Motivazione apparente
"Il penosamente tardivo provvedimento di archiviazione del Gip di Milano (dopo oltre due anni dall’udienza, esattamente 756 giorni) riesce a essere insoddisfacente non solo nella decisione di chiudere, allo stato, le indagini in realtà mai avviate nei confronti degli indagati Cattafi e Latella, ma anche nella motivazione di quella decisione, che è un sunto della richiesta di archiviazione formulata quasi quattro anni fa dal pm Tatangelo e che non dice praticamente nulla sugli atti di indagine suppletiva che nell’atto di opposizione alla richiesta di archiviazione" commenta Fabio Repici la notizia dell'archiviazione. "Praticamente - aggiunge - un provvedimento con motivazione solo apparente, che ha impegnato il Gip, calcolando a spanne, per meno di mezza riga al giorno. Si tratta dell’ennesima occasione persa dalla giurisdizione milanese per rendere un po’ più di verità e giustizia alla memoria del Procuratore Bruno Caccia. Purtroppo, per l’ennesima volta gli sforzi fatti dai familiari di una vittima - e che vittima!, la più alta personalità istituzionale mai uccisa dalla criminalità mafiosa al Nord Italia - ricevono una beffa ad opera degli apparati dello Stato. Quegli sforzi naturalmente proseguiranno".
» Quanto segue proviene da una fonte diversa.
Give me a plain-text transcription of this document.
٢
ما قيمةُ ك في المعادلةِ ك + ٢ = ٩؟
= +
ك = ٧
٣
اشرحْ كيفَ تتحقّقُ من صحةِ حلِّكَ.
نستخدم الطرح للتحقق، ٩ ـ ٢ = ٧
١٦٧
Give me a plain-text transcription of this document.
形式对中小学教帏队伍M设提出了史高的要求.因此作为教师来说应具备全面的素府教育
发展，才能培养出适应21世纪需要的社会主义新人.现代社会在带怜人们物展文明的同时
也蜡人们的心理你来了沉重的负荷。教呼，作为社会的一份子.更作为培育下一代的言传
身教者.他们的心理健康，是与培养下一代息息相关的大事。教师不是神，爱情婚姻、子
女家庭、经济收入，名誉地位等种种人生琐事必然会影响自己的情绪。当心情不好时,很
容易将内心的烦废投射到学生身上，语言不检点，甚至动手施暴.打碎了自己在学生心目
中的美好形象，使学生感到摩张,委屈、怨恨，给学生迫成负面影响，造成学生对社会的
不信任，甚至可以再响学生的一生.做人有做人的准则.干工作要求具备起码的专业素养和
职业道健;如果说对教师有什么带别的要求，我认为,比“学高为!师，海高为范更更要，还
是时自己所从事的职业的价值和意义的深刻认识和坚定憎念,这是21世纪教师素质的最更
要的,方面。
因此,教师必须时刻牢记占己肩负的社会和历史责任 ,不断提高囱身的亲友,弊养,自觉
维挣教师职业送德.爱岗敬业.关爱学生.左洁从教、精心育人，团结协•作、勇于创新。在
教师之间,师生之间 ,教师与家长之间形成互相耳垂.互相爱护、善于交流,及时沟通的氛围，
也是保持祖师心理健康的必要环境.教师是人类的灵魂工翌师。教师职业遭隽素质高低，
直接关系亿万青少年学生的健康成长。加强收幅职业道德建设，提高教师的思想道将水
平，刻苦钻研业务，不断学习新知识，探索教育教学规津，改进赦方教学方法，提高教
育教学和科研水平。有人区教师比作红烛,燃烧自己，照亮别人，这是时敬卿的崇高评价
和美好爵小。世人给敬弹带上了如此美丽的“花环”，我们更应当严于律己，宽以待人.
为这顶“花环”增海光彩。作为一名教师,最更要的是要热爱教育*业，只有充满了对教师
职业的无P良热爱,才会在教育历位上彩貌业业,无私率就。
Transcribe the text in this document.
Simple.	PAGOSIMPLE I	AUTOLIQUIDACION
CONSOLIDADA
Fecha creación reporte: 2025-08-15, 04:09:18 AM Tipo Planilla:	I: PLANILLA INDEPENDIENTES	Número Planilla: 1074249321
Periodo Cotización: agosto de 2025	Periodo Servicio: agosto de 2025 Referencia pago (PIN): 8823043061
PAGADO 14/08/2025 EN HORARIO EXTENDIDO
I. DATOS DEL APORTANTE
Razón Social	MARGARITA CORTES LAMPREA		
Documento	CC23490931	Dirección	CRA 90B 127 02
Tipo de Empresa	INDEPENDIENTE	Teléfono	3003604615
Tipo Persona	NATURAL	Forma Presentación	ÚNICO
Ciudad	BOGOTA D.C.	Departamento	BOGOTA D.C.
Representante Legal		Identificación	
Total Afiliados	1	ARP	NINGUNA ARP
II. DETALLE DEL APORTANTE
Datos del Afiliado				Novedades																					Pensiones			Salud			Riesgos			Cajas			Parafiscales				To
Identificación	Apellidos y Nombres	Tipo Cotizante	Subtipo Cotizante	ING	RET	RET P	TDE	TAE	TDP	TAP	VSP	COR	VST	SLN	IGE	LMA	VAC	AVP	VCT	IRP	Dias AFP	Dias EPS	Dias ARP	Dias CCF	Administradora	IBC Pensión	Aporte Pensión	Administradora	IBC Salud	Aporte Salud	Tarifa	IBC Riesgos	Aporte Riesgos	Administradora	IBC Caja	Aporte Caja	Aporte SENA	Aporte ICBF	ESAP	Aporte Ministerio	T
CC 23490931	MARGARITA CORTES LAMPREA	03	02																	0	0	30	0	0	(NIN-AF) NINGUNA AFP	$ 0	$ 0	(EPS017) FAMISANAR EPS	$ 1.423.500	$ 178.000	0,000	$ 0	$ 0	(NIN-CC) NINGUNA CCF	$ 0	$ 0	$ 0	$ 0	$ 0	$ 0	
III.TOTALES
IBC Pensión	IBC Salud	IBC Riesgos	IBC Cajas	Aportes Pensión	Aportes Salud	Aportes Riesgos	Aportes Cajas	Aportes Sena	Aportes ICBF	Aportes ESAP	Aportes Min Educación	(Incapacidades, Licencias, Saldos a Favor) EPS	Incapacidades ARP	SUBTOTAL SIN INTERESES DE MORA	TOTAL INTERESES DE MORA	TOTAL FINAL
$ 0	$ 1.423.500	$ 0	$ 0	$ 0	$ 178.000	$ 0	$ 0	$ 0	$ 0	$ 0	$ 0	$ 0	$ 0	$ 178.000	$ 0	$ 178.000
Csm e Ministro della Giustizia si attivino
L'avvocato infine conclude: "Ci si augura che Ministro della giustizia, Procura generale della Cassazione e CSM attivino la propria attenzione sulle disfunzioni della giurisdizione milanese in relazione all’omicidio Caccia; che gli organi giudiziari che ancora si occupano e saranno chiamati a occuparsi dell’omicidio Caccia lo facciano in modo più adeguato; che la Commissione parlamentare antimafia, gli organi di informazione e la cittadinanza attiva mostrino nel futuro su quel delitto eccellente un atteggiamento meno servile di quello avuto, salvo poche e per questo ancora più apprezzabili eccezioni, nei confronti di quei pezzi del potere che in questi decenni sull’assassinio di Bruno Caccia hanno mostrato riottosità, se non orrore, davanti alla ricerca libera e completa della verità. Che purtroppo a oggi è stata limitatissima e parzialissima, visto che non si conosce l’identità dei due killer, si sa ben poco dei mandanti e ancor meno delle ragioni e degli interessi altissimi che imposero proprio in quel momento l’eliminazione del Procuratore della Repubblica di Torino".